Cells were incubated in blocking solution containing PBS, 0.25% Triton X-100, 10 mg/ml bovine serum albumin, and 5% normal goat serum (Jackson Laboratories, West Grove, PA, USA) for 1 hour at room temperature. The cells were incubated with primary antibodies selective for anti-AT1R (Ab9391, 1:1,000; abcam) or anti-AT2R (Ab19134, 1:1,000; abcam) for 1 hour at room temperature. After washing with PBS containing 0.1% bovine serum albumin three times for 5 minutes each, a secondary antibody (affinity purified goat anti-rabbit Cy2 and Cy3 antibody, 1:500, Jackson laboratories; West Grove, USA) was applied to the sections for 1 hour in the dark to visualize AT1R-labeled and AT2R-labeled cells (Jackson Immunolabs, West Grove, PA, USA). Negative controls were run in parallel either using rabbit pre-immune serum PAC-767 (Pacific Immunology, Ramona, CA, USA) instead of primary antibody or by complete omission of primary antibody. Negative control was absent of staining. Sections were washed with PBS with 0.1% bovine serum albumin three times for 5 minutes and dipped into distilled water for 2 seconds. Fluorescence was preserved by sealing specimens with a solution of equal parts of PBS and glycerol containing 10 mg/ml n-propyl gallate, and 1.5 mg/ml 4′,6-diamidino-2-phenylindole. To prevent the escape of the mounting medium from the cover slips, a single layer of nail polish was placed around the edges. Pictures were taken within 1 hour of mounting using an Olympus DP71 camera (Olympus, St Louis, MO, USA).
After stimulation for 10 days, MSCs were harvested and an angiogenesis assay was performed according to the manufacturer’s protocol (Chemicon, Temecula, CA, USA). Polymerized EC matrices were prepared by incubating 100 μl ECMatrix gel solution into each well of a 24-well plate at 37°C for 1 hour. The stimulated cells were seeded at a concentration of 1 × 104 cells on EC matrices. EGM-2 medium (300 μl) was added to each well and maintained at 37°C and 5% carbon dioxide incubation for 6 hours. The formation of capillary tubes was analyzed using an inverted phase contrast microscope (CKK41; Olympus).

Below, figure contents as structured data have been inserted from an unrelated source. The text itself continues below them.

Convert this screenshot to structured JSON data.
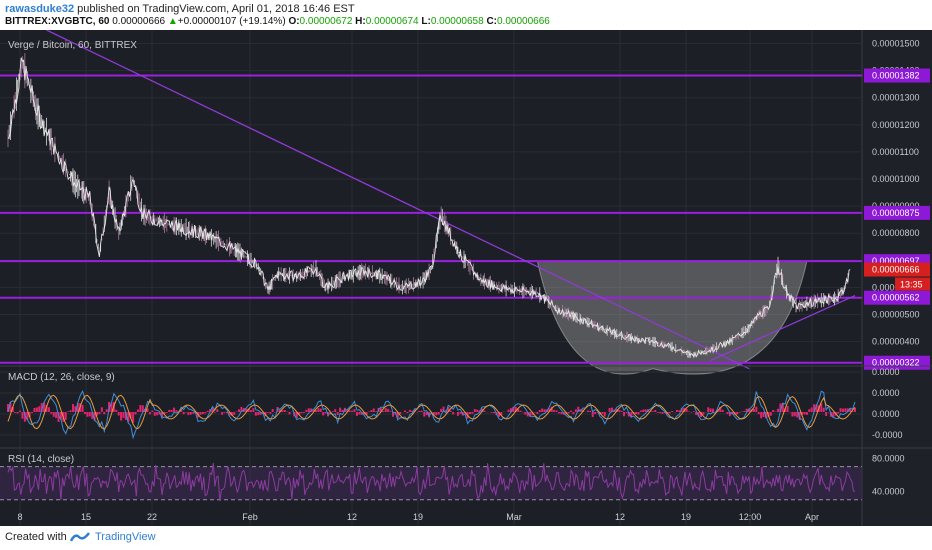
{
  "header": {
    "user": "rawasduke32",
    "published": "published on TradingView.com, April 01, 2018 16:46 EST",
    "symbol": "BITTREX:XVGBTC, 60",
    "last": "0.00000666",
    "change_arrow": "▲",
    "change": "+0.00000107 (+19.14%)",
    "o_label": "O:",
    "o_value": "0.00000672",
    "h_label": "H:",
    "h_value": "0.00000674",
    "l_label": "L:",
    "l_value": "0.00000658",
    "c_label": "C:",
    "c_value": "0.00000666"
  },
  "footer": {
    "created": "Created with",
    "brand": "TradingView",
    "logo_icon": "tradingview-logo-icon"
  },
  "colors": {
    "bg": "#1d1f26",
    "axis_bg": "#1f2129",
    "level_line": "#9b1fe0",
    "trend_line": "#8f3ad6",
    "label_bg": "#8d18d6",
    "grid": "#2a2c35",
    "macd_line": "#3d8fd9",
    "signal_line": "#e89a3c",
    "hist": "#e0246e",
    "rsi": "#8b3b9f",
    "rsi_band": "#3d2a52"
  },
  "chart_data": [
    {
      "type": "line",
      "title": "Verge / Bitcoin, 60, BITTREX",
      "x_ticks": [
        "8",
        "15",
        "22",
        "Feb",
        "12",
        "19",
        "Mar",
        "12",
        "19",
        "12:00",
        "Apr"
      ],
      "y_ticks": [
        "0.00001500",
        "0.00001400",
        "0.00001300",
        "0.00001200",
        "0.00001100",
        "0.00001000",
        "0.00000900",
        "0.00000800",
        "0.00000700",
        "0.00000600",
        "0.00000500",
        "0.00000400",
        "0.00000300"
      ],
      "ylim": [
        3.1e-06,
        1.55e-05
      ],
      "levels": [
        {
          "value": 1.382e-05,
          "label": "0.00001382"
        },
        {
          "value": 8.75e-06,
          "label": "0.00000875"
        },
        {
          "value": 6.97e-06,
          "label": "0.00000697"
        },
        {
          "value": 5.62e-06,
          "label": "0.00000562"
        },
        {
          "value": 3.22e-06,
          "label": "0.00000322"
        }
      ],
      "price_label": "0.00000666",
      "countdown_label": "13:35",
      "price_series": [
        [
          0,
          1.15e-05
        ],
        [
          1.5,
          1.43e-05
        ],
        [
          3,
          1.25e-05
        ],
        [
          5,
          1.1e-05
        ],
        [
          7,
          9.8e-06
        ],
        [
          8.5,
          9.3e-06
        ],
        [
          9.5,
          7.2e-06
        ],
        [
          10.5,
          9.5e-06
        ],
        [
          11.5,
          8e-06
        ],
        [
          13,
          1e-05
        ],
        [
          14,
          8.7e-06
        ],
        [
          16,
          8.4e-06
        ],
        [
          18,
          8.2e-06
        ],
        [
          20,
          8e-06
        ],
        [
          22,
          7.7e-06
        ],
        [
          24,
          7.3e-06
        ],
        [
          26,
          6.8e-06
        ],
        [
          27,
          5.9e-06
        ],
        [
          28,
          6.5e-06
        ],
        [
          30,
          6.4e-06
        ],
        [
          32,
          6.7e-06
        ],
        [
          33,
          6e-06
        ],
        [
          35,
          6.4e-06
        ],
        [
          37,
          6.6e-06
        ],
        [
          39,
          6.4e-06
        ],
        [
          41,
          6e-06
        ],
        [
          43,
          6.2e-06
        ],
        [
          44,
          6.7e-06
        ],
        [
          45,
          8.7e-06
        ],
        [
          46,
          7.9e-06
        ],
        [
          47,
          7.2e-06
        ],
        [
          49,
          6.3e-06
        ],
        [
          51,
          6e-06
        ],
        [
          53,
          5.9e-06
        ],
        [
          55,
          5.8e-06
        ],
        [
          57,
          5.2e-06
        ],
        [
          59,
          4.9e-06
        ],
        [
          61,
          4.6e-06
        ],
        [
          63,
          4.3e-06
        ],
        [
          65,
          4.1e-06
        ],
        [
          67,
          4e-06
        ],
        [
          69,
          3.8e-06
        ],
        [
          71,
          3.5e-06
        ],
        [
          73,
          3.7e-06
        ],
        [
          75,
          4e-06
        ],
        [
          77,
          4.5e-06
        ],
        [
          78,
          5e-06
        ],
        [
          79,
          5.2e-06
        ],
        [
          80,
          6.8e-06
        ],
        [
          81,
          5.7e-06
        ],
        [
          82,
          5.3e-06
        ],
        [
          84,
          5.5e-06
        ],
        [
          86,
          5.6e-06
        ],
        [
          87,
          6e-06
        ],
        [
          87.5,
          6.66e-06
        ]
      ],
      "trendlines": [
        {
          "from": [
            4,
            1.55e-05
          ],
          "to": [
            77,
            3e-06
          ]
        },
        {
          "from": [
            73,
            3.3e-06
          ],
          "to": [
            88,
            5.7e-06
          ]
        }
      ],
      "cup": {
        "label": "",
        "left": [
          55,
          6.97e-06
        ],
        "bottom": [
          67,
          3e-06
        ],
        "right": [
          83,
          6.97e-06
        ]
      }
    },
    {
      "type": "line",
      "title": "MACD (12, 26, close, 9)",
      "y_ticks": [
        "0.0000",
        "0.0000",
        "0.0000",
        "-0.0000"
      ],
      "series": [
        {
          "values": []
        }
      ]
    },
    {
      "type": "line",
      "title": "RSI (14, close)",
      "y_ticks": [
        "80.0000",
        "40.0000"
      ],
      "bands": [
        70,
        30
      ]
    }
  ]
}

Data are presented as the mean ± standard deviation from three to six independent experiments. For each experiment, MSC cultures were isolated from the femoral bone of separate pigs. Data were analyzed using GraphPad Prism, GraphPad Software; La Jolla, California, USA. Multiple group comparisons were performed by Bonferroni’s multiple comparison tests using one-way analysis of variance. P <0.05 was accepted as statistically significant.